En mai, le gouvernement français a présenté un nouveau plan visant à évacuer les migrants hors de Paris. L’idée a suscité à la fois des éloges et des critiques. La question est de savoir ce qui se passe dans la pratique.
Dans le 10e arrondissement de Marseille, dans une ruelle bordée d’arbres qui longe un parc, Yonatan, un demandeur d’asile érythréen, est assis à une table en plastique blanc dans le bureau d’un complexe d’appartements. Il habitait dans l’un de ces bâtiments pendant trois semaines avant d’être transféré ailleurs. Jusqu’où, il n’en est pas sûr – personne ne l’est encore.
En mai, le gouvernement français a présenté un nouveau plan visant à déplacer les migrants de Paris vers d’autres villes du pays. Yonatan a volontairement participé à ce plan. Il s’agit de l’un des dix complexes de logements utilisés entre la capitale et les solutions résidentielles à plus long terme.
L’initiative a suscité à la fois des éloges et des critiques.

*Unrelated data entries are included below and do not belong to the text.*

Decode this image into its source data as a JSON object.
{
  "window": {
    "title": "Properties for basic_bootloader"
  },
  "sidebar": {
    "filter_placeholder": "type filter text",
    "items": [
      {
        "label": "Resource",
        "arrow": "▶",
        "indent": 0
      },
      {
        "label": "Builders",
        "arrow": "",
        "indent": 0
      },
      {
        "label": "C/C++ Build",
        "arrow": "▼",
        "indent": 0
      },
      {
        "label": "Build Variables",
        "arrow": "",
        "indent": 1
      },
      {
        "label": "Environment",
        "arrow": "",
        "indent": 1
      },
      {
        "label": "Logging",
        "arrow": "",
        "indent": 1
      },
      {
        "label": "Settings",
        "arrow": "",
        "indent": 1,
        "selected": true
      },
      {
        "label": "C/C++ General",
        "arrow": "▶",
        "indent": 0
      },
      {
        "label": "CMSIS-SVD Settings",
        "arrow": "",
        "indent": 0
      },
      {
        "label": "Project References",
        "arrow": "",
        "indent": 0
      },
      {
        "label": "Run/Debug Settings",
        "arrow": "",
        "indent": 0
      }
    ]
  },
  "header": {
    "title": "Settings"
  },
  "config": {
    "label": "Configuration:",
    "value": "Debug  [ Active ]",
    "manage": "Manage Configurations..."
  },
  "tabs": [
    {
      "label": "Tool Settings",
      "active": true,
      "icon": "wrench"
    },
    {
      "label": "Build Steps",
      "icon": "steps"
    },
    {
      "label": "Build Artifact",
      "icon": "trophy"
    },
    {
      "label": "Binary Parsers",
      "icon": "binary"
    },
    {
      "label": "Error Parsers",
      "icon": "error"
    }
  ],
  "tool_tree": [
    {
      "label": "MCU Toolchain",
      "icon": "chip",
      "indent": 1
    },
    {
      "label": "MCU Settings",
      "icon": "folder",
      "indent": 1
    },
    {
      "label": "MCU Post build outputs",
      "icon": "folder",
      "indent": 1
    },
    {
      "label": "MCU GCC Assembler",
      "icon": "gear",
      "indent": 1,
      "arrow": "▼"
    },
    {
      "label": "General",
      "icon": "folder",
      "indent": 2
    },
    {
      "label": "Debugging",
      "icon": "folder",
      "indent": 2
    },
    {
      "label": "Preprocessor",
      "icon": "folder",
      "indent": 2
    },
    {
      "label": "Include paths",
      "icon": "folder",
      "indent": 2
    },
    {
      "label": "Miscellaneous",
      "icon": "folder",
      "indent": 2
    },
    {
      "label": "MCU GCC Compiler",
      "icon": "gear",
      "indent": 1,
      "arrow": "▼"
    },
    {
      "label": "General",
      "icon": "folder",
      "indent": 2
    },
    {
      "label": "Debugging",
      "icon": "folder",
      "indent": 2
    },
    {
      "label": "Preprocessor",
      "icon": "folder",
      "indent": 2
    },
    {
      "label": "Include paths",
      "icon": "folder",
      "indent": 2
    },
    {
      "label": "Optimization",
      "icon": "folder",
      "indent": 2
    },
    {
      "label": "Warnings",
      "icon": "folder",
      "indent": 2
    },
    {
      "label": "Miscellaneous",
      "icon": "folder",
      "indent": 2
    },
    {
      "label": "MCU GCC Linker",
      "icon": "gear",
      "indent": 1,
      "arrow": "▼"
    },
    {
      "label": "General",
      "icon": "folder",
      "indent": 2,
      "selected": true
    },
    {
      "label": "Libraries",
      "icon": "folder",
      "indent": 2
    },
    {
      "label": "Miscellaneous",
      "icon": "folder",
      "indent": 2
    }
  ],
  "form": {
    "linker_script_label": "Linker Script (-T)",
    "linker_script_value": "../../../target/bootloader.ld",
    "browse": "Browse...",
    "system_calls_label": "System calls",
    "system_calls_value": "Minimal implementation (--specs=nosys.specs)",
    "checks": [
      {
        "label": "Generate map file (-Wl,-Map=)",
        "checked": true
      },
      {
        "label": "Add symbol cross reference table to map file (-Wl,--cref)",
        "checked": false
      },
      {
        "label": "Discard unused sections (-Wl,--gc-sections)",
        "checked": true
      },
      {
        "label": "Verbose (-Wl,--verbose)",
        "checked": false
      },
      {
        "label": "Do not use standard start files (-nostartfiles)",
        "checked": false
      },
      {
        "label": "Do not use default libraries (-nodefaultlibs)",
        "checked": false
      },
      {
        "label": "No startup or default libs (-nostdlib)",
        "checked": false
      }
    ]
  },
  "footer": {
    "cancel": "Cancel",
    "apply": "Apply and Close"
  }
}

La dispersion des demandes provenant d’un capital trop concentré devrait réduire les délais de traitement, ce qui pourrait permettre aux demandeurs d’asile et aux réfugiés d’obtenir plus rapidement un statut officiel. Le coût de la vie a également tendance à être moins cher dans les villes en dehors de Paris. Mais certains affirment que l’initiative du ministère de l’Intérieur est politique et motivée par une bonne perspective à l’approche des Jeux olympiques.
On ne sait pas exactement comment cela se déroulera à long terme.
« Il existe une bonne politique migratoire et de bonnes approches d’intégration », a déclaré Nasar Meer, professeur de sociologie à l’Université de Glasgow. « Mais elles ne sont pas politiquement gratifiantes pour les gens qui veulent montrer qu’ils sont durs envers les immigrés… cela nécessite une certaine maturité et volonté de rechercher une bonne gouvernance… et malheureusement, si l’on regarde l’ensemble de l’Europe à l’heure actuelle, cela semble assez absent. »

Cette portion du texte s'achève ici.